Monday, April 21, 2014

Difficult religious questions part 2

I wrote in my last post of our "Tough Religious Questions" chapel.  Overall we had some good speakers address some challenging topics in a brief amount of time.  But at base, I think it is important to ask, how do we determine how to apply the Bible to our lives?  Now again, the assumption I am making here --at least for now--is that the Bible applies to our contemporary lives.  There are a variety of other assumptions I am making as well: we reliably have the original text or the closest representation, the Bible comes from God through human authors, there are normative components to scripture that are valid across time, and some other assumptions we can address elsewhere.  These assumptions are very important in how I approach the text.  I think in many respects everyone approaches the Bible from a variety of assumptions whether one is the strictest inerrantist (someone who believes the Bible is literally true word for word and contains no errors) to the atheist.  It is probably useful to every so often examine these presuppositions to identify them but also to question why it is that one holds a particular set of assumption instead of others.  Simply holding assumptions or presuppositions is not a problem, but if they are not investigated and examined every so often, we might be missing out on how we are being unknowingly influenced or how we are missing some truths that could be very important.
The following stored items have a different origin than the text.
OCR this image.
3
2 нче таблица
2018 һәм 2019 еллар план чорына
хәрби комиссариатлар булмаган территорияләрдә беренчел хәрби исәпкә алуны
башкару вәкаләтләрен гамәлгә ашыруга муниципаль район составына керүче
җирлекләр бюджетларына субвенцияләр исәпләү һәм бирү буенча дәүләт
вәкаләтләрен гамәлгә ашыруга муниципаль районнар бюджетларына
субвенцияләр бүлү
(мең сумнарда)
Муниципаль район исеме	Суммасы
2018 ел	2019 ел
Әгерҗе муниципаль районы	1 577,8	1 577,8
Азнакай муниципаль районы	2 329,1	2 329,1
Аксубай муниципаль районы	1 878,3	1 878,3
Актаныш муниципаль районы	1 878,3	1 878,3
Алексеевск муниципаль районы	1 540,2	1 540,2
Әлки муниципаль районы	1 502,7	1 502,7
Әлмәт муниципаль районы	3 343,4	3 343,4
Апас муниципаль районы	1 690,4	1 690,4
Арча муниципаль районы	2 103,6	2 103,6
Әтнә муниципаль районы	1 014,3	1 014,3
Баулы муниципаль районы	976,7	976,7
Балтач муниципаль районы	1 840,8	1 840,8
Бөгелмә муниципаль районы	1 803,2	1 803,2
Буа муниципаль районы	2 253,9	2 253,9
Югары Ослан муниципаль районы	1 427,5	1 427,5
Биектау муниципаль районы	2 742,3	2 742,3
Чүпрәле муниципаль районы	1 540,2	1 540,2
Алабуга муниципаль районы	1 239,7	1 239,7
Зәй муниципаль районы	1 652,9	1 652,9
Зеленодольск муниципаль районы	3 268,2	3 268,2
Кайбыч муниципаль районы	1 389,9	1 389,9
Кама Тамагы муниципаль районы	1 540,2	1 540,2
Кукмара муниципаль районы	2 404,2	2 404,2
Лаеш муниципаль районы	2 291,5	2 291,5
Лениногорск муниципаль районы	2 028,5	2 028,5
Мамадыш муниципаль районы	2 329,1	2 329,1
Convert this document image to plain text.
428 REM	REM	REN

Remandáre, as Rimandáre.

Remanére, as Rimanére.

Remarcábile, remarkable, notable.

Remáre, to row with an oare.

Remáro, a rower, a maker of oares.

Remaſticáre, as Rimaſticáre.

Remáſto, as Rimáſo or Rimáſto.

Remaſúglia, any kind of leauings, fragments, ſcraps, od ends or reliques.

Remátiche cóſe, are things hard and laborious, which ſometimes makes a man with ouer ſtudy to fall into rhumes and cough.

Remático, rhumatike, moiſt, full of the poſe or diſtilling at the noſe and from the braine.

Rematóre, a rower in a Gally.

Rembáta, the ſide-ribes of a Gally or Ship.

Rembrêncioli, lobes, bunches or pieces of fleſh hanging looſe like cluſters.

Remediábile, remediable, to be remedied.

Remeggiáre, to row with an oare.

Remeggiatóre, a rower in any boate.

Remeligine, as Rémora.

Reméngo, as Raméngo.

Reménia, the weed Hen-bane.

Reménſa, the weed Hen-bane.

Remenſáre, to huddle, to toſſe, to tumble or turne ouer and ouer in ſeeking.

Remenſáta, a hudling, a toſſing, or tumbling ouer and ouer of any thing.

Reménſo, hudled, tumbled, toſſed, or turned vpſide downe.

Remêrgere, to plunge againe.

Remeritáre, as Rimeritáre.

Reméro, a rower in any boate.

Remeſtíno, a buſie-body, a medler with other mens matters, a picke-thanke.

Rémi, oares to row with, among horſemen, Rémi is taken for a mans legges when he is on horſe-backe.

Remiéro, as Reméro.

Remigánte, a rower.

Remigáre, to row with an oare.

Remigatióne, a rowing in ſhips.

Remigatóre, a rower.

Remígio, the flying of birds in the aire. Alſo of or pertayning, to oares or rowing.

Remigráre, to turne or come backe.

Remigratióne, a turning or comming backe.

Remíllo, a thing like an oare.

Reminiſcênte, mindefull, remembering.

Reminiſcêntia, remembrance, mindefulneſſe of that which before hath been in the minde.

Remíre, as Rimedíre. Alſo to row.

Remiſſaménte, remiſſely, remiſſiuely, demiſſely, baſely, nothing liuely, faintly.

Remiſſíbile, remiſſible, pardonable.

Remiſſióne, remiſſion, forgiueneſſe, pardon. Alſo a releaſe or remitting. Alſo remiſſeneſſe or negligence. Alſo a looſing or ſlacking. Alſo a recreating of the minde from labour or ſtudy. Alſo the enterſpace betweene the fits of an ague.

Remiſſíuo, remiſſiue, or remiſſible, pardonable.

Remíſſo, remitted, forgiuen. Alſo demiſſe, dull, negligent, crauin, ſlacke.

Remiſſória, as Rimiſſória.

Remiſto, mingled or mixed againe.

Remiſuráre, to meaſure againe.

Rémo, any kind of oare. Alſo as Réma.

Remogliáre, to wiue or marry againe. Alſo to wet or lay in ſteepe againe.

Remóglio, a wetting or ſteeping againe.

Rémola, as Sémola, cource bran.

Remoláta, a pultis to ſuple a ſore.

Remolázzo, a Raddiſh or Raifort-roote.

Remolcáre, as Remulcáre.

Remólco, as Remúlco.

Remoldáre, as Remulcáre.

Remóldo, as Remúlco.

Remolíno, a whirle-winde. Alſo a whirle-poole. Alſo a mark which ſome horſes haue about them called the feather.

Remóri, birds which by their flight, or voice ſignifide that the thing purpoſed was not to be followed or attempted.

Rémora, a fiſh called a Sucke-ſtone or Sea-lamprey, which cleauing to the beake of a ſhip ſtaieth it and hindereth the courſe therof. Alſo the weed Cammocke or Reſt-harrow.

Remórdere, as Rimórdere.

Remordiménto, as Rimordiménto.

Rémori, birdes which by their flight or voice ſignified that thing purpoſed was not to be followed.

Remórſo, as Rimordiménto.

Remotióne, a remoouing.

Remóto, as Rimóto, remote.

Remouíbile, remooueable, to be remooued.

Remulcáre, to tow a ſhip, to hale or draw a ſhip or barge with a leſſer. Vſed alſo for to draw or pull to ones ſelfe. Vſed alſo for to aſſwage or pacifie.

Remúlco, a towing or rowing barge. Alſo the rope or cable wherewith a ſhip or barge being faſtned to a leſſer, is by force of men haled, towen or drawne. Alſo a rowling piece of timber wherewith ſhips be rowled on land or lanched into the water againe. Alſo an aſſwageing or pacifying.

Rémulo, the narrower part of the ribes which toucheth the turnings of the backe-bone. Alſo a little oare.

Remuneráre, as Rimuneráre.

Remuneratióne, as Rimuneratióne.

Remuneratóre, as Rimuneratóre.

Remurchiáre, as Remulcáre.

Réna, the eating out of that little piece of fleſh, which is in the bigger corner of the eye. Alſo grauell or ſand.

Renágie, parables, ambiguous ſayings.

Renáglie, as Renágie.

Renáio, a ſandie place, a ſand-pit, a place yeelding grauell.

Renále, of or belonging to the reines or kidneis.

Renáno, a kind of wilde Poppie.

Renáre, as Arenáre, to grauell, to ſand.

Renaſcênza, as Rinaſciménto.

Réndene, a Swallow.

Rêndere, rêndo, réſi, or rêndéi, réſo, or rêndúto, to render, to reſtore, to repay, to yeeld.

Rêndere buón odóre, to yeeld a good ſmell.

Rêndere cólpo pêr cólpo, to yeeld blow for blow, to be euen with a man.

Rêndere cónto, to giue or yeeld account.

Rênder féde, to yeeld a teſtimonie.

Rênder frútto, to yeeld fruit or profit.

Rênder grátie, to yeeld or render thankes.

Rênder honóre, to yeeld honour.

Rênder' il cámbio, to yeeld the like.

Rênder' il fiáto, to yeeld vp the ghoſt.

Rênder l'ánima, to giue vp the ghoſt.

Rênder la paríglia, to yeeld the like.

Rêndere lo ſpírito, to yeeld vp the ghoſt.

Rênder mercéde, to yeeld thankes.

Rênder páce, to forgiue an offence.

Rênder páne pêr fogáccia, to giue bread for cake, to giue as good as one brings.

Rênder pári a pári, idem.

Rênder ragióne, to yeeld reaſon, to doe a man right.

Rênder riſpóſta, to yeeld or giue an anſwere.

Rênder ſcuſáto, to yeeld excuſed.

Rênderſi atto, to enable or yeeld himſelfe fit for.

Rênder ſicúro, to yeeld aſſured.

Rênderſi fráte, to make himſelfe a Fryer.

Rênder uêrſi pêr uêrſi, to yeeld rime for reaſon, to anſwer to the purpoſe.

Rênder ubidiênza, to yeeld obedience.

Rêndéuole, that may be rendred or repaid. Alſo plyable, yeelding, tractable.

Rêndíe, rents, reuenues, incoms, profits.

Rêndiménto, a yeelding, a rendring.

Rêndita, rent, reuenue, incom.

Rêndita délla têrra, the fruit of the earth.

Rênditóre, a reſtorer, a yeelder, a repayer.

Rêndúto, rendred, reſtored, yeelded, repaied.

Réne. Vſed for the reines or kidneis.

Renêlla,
But all of this is sidetracking me from what I want to discuss--the question of applicability.  I believe the Bible is applicable today, but I think one needs to be careful in how one applies it.  First, I do not believe that everything in the Bible applies to everyone for all time.  I think a perfect example of this is 2 Timothy 4.  Paul (and here is another assumption--I believe Paul wrote 2 Timothy) writes many commands and requests specifically to Timothy that are not meant for everyone.  So, for example, I don't think it is my duty as a 21st-century Christian to get Paul's cloak and bring it to him.

So, how does anyone determine what is applicable and what is not?  The first part, I think, must be to take seriously that the documents of the Bible were written to specific audiences.  We must understand these documents in their original contexts first, before we can try to apply them to us today.  To focus only on today ignores how the Bible was written--none of it was written directly to anyone living today.  Certainly, I believe it was written for us, but it wasn't written to us.  So, original context is very important.  What did it mean to them?  Why was it being written?  What problems was if addressing?  How should we understand this text in light of the situation of the author and recipients?

I think many of the problems and errors we see about the Bible today among Christians are due to an ignorance (willful or otherwise) of the original context.  Revelation is a perfect example.  How different is someone's interpretation of Revelation if they first recognize that it was written to an audience in antiquity and not to an audience thousands of years in the future?  The same is related to salvation.  A variety of people will pull passages out of their contexts (Romans 10:9-10, for example), and claim that a particular passage includes everything one needs to know about salvation as if Romans was not written to people already Christian (so they didn't need to be told how to become Christian) and as if Romans 10 didn't come after several other passages in Romans that addressed other aspects of how the Romans put on Christ or were put in Christ.  But by making the text about us first, we lose something vital to understanding it.

Applying the text must start then with serious work and effort to understand the text and not take the quick and easy route to short answers.  If I really want to understand how to live a life pleasing to God, I need to take the tine to understand what was originally written before trying to understand what it means for me today.  Sure, I can take shortcuts, but if I want a faith that is authentically mine, there are some corners that cannot be cut.